Thereafter, you need to apply for an emigration Tax Clearance Certificate from Sars. When applying for your emigration tax clearance, you will need to include a statement of assets and liabilities for the previous three tax years, and a capital gains tax calculation on the deemed disposal of assets on the day before you cease to be a resident. You will also need to include details of all your retirement funds, insurance policies, trusts, business interests, loans, donations, inheritances, property and income.
Property remaining in South Africa
In respect of property that you have not sold and still own in South Africa, these will form part of your blocked assets and must be listed. Your bank will keep these title deeds, together with copies of any rental agreement or bond information, in safe custody. Where you continue to hold shares in South Africa, you will need to hand over all original certificates or scrip account statements for keeping in safe custody. Any cash held in South African financial institutions that does not form part of your single discretionary or foreign capital allowance must be transferred to the authorised bank dealing with your emigration where it will be held in your capital account. Your other bank accounts must be closed. If you have trust interests, the full capital value of the trust must be included in the MP336(b) form, together with a copy of the trust deed (or Will in respect of a testamentary trust., the list of trust beneficiaries, and the audited financial statements for the previous three tax years. In respect of any other property owned by the emigrant, the documents of title in respect of these – such as vehicles, pension payments, household effects, jewellery – must be placed in safe custody. Once all your remaining assets have been brought under the administration of your authorised dealer (bank), you can apply to the Financial Surveillance Department to transfer our remaining liquid assets to the extent that they exceed your allowance.
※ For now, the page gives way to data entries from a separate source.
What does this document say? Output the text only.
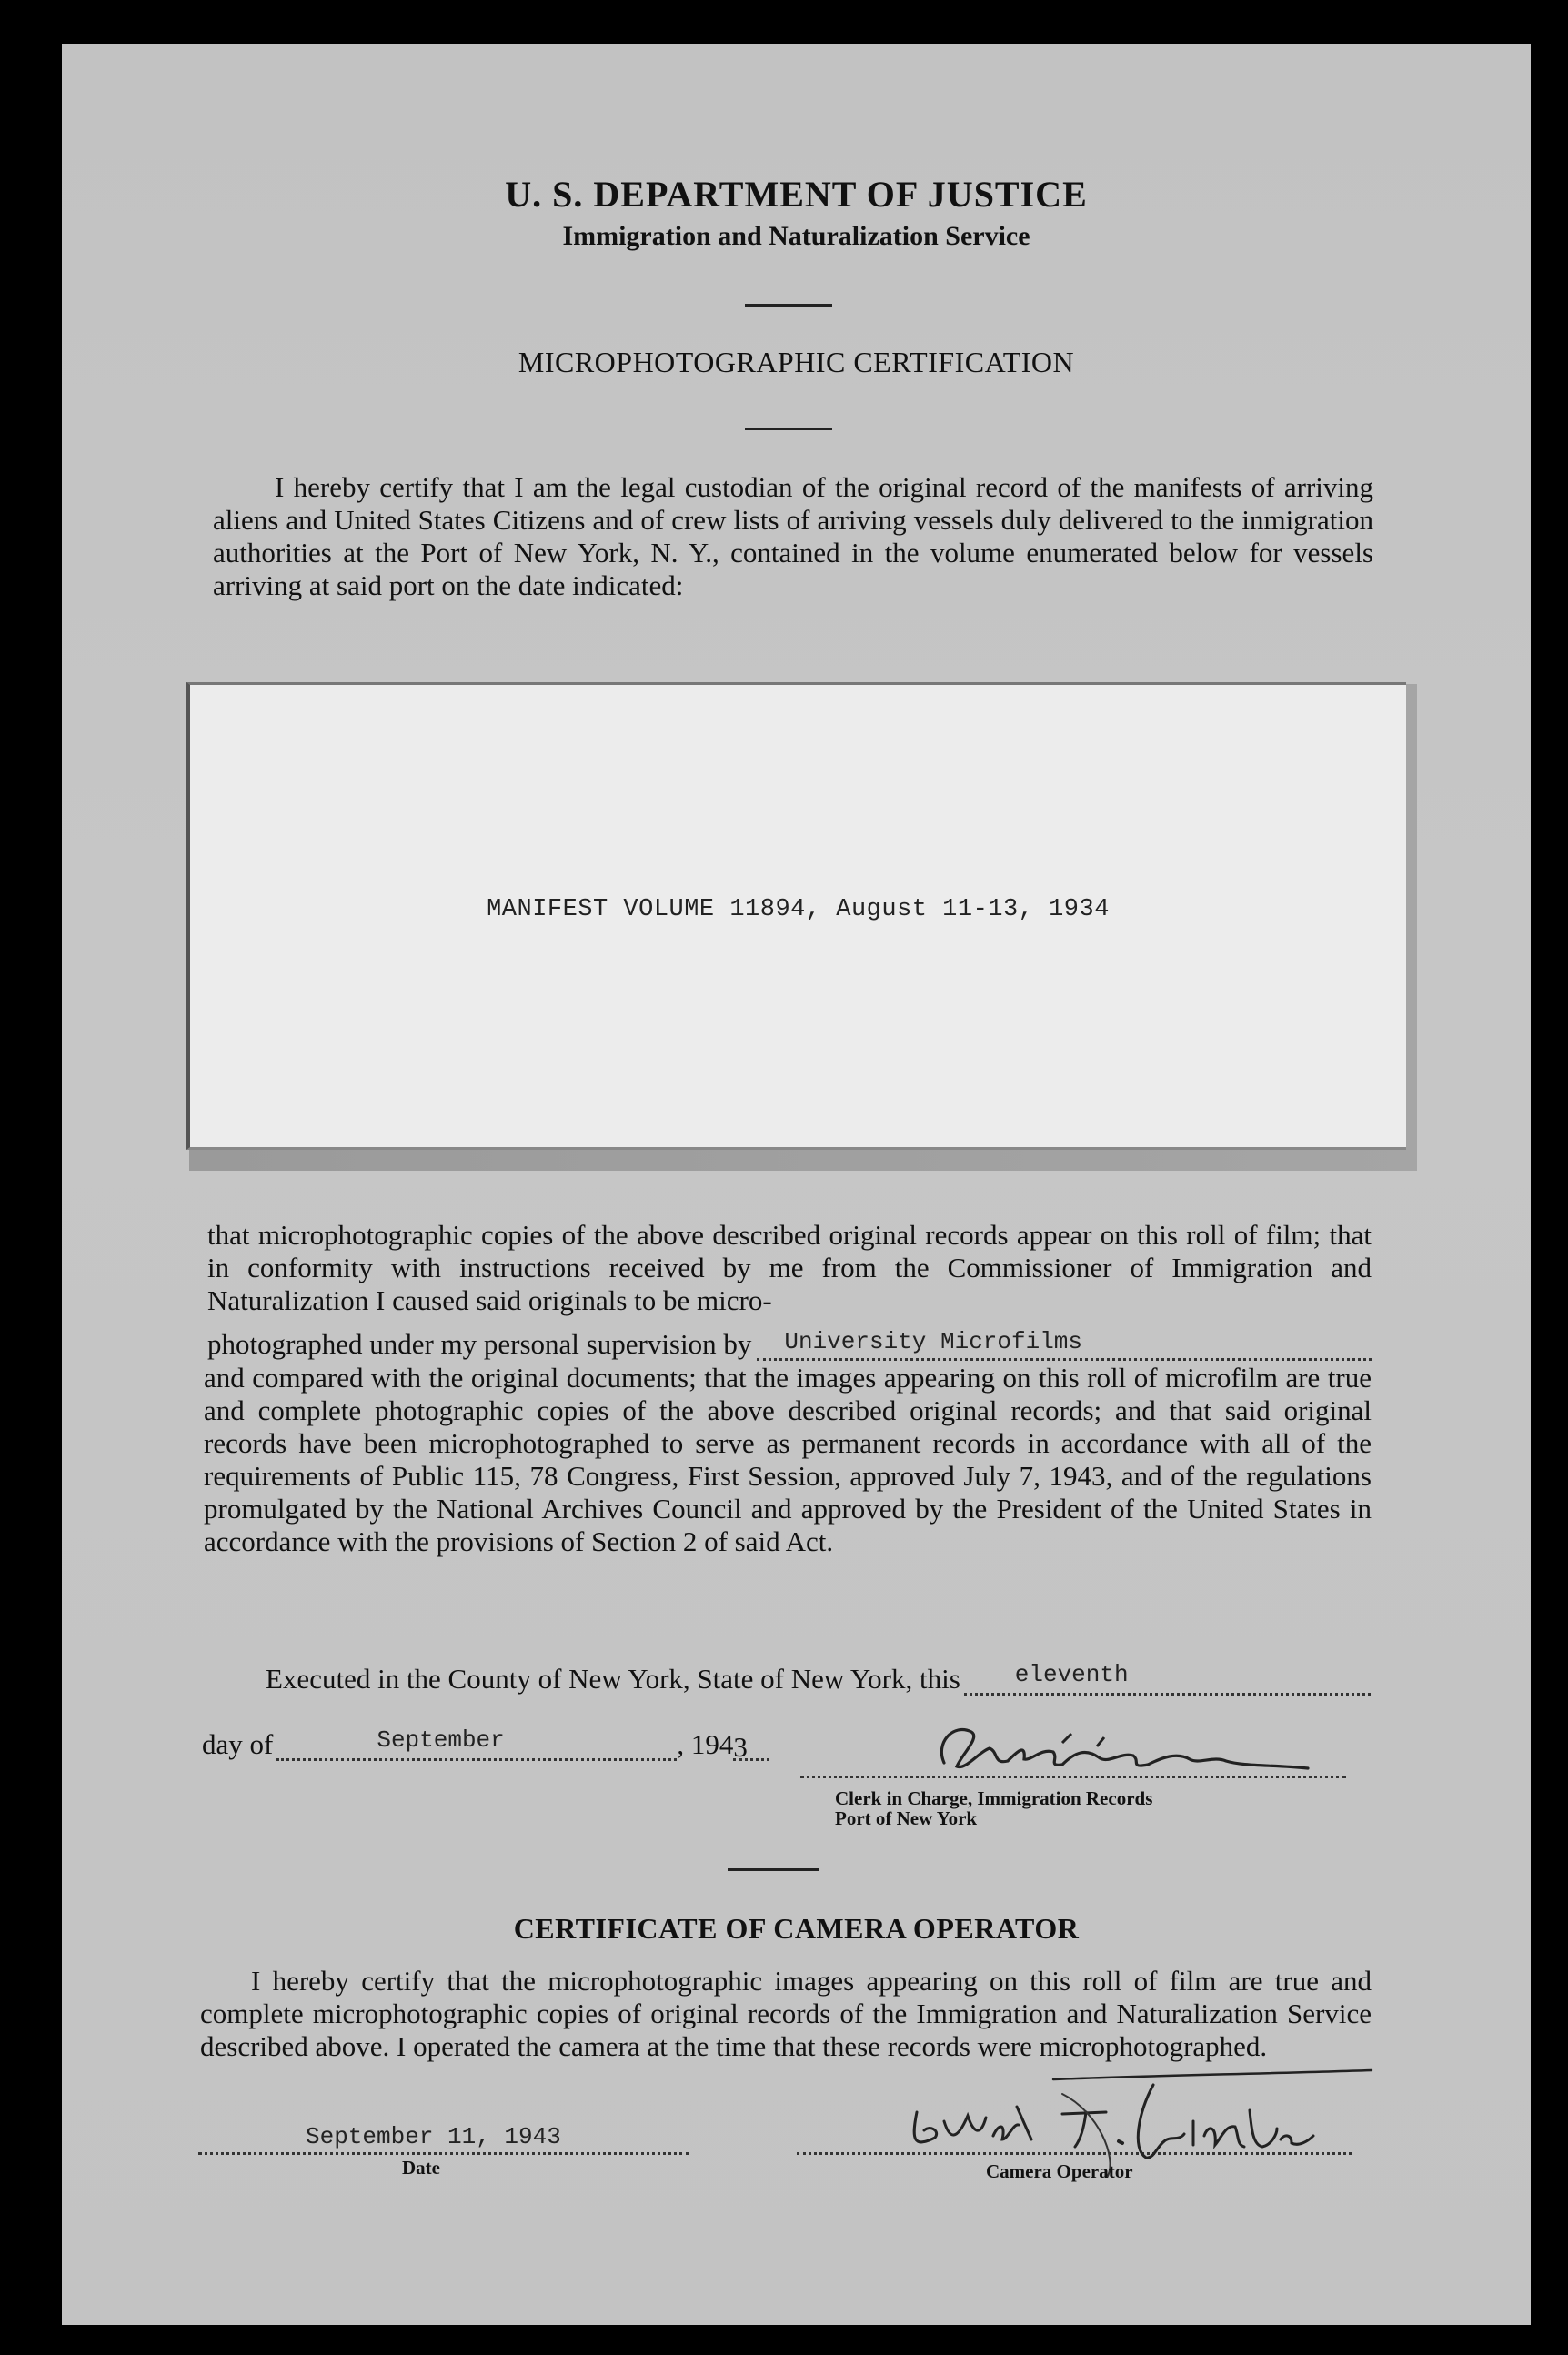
U. S. DEPARTMENT OF JUSTICE
Immigration and Naturalization Service
MICROPHOTOGRAPHIC CERTIFICATION
I hereby certify that I am the legal custodian of the original record of the manifests of arriving aliens and United States Citizens and of crew lists of arriving vessels duly delivered to the inmigration authorities at the Port of New York, N. Y., contained in the volume enumerated below for vessels arriving at said port on the date indicated:
MANIFEST VOLUME 11894, August 11-13, 1934
that microphotographic copies of the above described original records appear on this roll of film; that in conformity with instructions received by me from the Commissioner of Immigration and Naturalization I caused said originals to be micro-
photographed under my personal supervision by University Microfilms
and compared with the original documents; that the images appearing on this roll of microfilm are true and complete photographic copies of the above described original records; and that said original records have been microphotographed to serve as permanent records in accordance with all of the requirements of Public 115, 78 Congress, First Session, approved July 7, 1943, and of the regulations promulgated by the National Archives Council and approved by the President of the United States in accordance with the provisions of Section 2 of said Act.
Executed in the County of New York, State of New York, this eleventh
day of	September	, 194 3
Clerk in Charge, Immigration Records
Port of New York
CERTIFICATE OF CAMERA OPERATOR
I hereby certify that the microphotographic images appearing on this roll of film are true and complete microphotographic copies of original records of the Immigration and Naturalization Service described above. I operated the camera at the time that these records were microphotographed.
September 11, 1943
Date	Camera Operator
If you are a member of an approved retirement fund, such as a pension, provident, preservation or retirement annuity fund, you may be permitted to access the full amount in your fund prior to the age of 55 if you emigrate financially. You will therefore need to seek Sars approval and ensure that your tax affairs are in order. Bear in mind that any withdrawal you make from an approved retirement fund will be subject to tax.
Living and life annuities
Living annuities are not regulated by the Pension Funds Act and, because they are post-retirement investments, you will not be able to withdraw the funds. Generally speaking, your living annuity will continue to pay into a South African bank account, following which you can transfer the income offshore. A living annuity income cannot be paid directly into an offshore bank account. Similarly, the guaranteed income from a life annuity can be paid into a South African bank account and then transferred offshore.
Financial emigration does not mean that you stop paying tax to Sars. You will need to continue submitting annual tax returns to Sars, although you will only need to declare income that is sourced from this country, such as living annuity income or rental income.